There were 72 boxes and each one weighed between 10 and 20 kg, and had been stacked two or three boxes high on their narrow ends.
While removing a boxed bike from the stack, some of the boxes toppled forwards on to other boxes causing a domino effect. The worker was trapped before he managed to call a colleague who helped free him.
Preston City Council investigators revealed that there were a number of breaches, including failing to undertake a risk assessment for stacking boxed bikes; failing to provide employees with appropriate training in relation to boxed bikes; and failing to adequately control and manage the stock of boxed bikes. The investigation also found that the store was overstocked by 91 bikes and the bike storage areas were overcrowded.
The council told the court that its inspectors were misled by Halfords – the retailer told them that this was an isolated incident, but further enquiries found it had failed to learn lessons from previous similar incidents at its Hemel Hempstead, Letchworth Garden City and Blackburn stores and had failed to implement recommended control measures.
Last week, Halfords – which has more than 460 stores employing about 8,000 staff – was fined £200,000 for breaching s 2(1) of the Health and Safety at Work Act. It was also ordered to pay £13,406 costs.
A Halfords spokesman said the safety of staff was "of the utmost importance to us" and apologised.

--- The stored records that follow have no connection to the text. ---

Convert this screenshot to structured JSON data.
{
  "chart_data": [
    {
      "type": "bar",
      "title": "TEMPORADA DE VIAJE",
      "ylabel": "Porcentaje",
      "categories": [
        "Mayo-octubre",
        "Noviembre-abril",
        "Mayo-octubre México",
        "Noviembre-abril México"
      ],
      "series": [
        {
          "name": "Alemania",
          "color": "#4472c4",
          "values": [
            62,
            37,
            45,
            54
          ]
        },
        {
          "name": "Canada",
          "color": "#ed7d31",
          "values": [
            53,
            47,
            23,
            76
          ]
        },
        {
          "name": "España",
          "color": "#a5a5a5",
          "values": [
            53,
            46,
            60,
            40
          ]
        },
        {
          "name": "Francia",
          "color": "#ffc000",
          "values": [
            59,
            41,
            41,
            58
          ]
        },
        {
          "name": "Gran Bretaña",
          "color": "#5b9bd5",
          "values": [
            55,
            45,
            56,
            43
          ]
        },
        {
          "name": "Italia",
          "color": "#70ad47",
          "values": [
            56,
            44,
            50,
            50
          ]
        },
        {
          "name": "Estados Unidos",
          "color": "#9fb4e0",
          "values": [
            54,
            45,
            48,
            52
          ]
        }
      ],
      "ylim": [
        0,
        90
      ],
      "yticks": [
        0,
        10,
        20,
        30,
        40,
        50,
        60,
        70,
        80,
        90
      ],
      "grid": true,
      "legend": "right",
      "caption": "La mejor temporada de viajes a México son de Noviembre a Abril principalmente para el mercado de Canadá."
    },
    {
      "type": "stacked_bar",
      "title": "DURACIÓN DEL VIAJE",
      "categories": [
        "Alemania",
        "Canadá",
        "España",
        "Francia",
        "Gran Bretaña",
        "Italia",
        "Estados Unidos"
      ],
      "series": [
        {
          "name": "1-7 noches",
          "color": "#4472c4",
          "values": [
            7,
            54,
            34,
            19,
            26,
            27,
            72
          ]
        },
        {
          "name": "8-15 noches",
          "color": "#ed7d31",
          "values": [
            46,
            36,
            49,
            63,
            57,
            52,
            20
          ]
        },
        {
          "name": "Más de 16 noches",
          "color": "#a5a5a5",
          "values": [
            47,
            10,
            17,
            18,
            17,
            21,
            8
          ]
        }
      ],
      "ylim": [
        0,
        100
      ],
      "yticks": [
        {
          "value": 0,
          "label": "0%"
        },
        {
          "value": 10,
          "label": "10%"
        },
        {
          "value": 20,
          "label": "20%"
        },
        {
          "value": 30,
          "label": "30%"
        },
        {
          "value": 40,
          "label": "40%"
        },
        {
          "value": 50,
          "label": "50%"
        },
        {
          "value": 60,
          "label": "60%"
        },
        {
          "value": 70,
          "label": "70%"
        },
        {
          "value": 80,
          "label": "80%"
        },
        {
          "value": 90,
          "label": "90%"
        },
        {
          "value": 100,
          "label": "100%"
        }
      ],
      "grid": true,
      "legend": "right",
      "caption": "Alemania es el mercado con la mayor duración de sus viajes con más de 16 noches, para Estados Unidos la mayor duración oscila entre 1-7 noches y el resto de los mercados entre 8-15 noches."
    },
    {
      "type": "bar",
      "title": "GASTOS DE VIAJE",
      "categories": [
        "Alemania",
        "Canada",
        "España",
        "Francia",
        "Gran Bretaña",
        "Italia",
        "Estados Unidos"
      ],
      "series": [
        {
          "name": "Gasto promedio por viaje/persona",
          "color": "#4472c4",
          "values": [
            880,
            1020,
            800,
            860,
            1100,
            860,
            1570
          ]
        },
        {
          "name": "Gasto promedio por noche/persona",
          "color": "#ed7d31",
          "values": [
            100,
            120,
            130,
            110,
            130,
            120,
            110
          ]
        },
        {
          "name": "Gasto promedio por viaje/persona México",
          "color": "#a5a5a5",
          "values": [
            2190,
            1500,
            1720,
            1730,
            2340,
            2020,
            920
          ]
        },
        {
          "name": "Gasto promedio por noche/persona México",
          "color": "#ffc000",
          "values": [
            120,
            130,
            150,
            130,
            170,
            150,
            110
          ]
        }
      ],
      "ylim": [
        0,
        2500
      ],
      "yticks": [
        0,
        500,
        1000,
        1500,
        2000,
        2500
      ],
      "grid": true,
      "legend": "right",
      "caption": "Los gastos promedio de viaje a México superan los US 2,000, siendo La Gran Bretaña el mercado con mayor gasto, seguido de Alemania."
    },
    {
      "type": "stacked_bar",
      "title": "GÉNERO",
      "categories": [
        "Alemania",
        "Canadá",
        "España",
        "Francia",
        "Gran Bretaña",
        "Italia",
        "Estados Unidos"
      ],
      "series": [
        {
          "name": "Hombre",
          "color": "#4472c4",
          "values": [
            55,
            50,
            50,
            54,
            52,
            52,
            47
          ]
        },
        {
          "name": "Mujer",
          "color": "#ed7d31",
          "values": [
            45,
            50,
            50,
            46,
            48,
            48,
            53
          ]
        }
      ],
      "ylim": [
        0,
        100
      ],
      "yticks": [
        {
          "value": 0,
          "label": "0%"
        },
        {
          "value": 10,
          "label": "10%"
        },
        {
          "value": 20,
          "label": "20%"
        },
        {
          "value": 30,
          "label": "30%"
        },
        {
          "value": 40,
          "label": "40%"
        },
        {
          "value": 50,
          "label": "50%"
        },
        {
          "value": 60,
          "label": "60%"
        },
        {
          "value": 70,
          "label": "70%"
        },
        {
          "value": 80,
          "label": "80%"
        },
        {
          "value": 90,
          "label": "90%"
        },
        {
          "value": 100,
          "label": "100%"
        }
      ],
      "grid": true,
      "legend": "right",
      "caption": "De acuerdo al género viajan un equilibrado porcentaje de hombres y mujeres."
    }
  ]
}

He said that the company had a good health and safety record having never previously been prosecuted for health and safety offences since the company was formed in 1909.
The spokesman added that the retailer had instructed outside experts to conduct a full manual handling risk assessment, that Halfords had employed a new group head of health and safety, launched a new training programme and had reviewed its storage arrangements and lowered the numbers of bikes being stored on site. The court was shown evidence that Halfords had reduced bike stock in all stores by approximately 65,000 units.
In his sentencing remarks, District Judge Clarke said that Halfords had "substantial" health and safety systems in place but they had not been fully adhered to, in that they were shown to be inadequate during the seasonal period. He was concerned by the fact that the company was slow to react to the circumstances. However, he recognised the level of investment by Halfords in risk assessment and the way in which they have tackled the issue by sourcing outside experts and reviewing their stock management procedures.
Speaking on behalf of Preston City Council, Craig Sharp, chief environmental health officer, said the council was pleased that the high fine reflected the seriousness of the case.
"Undertaking risk assessments and implementing robust training measures for staff should be priorities for all businesses," he added. "It is particularly important that retailers carefully control their stock levels during this busy festive period and ensure back-of-house storage areas are not over-stocked and hazardous."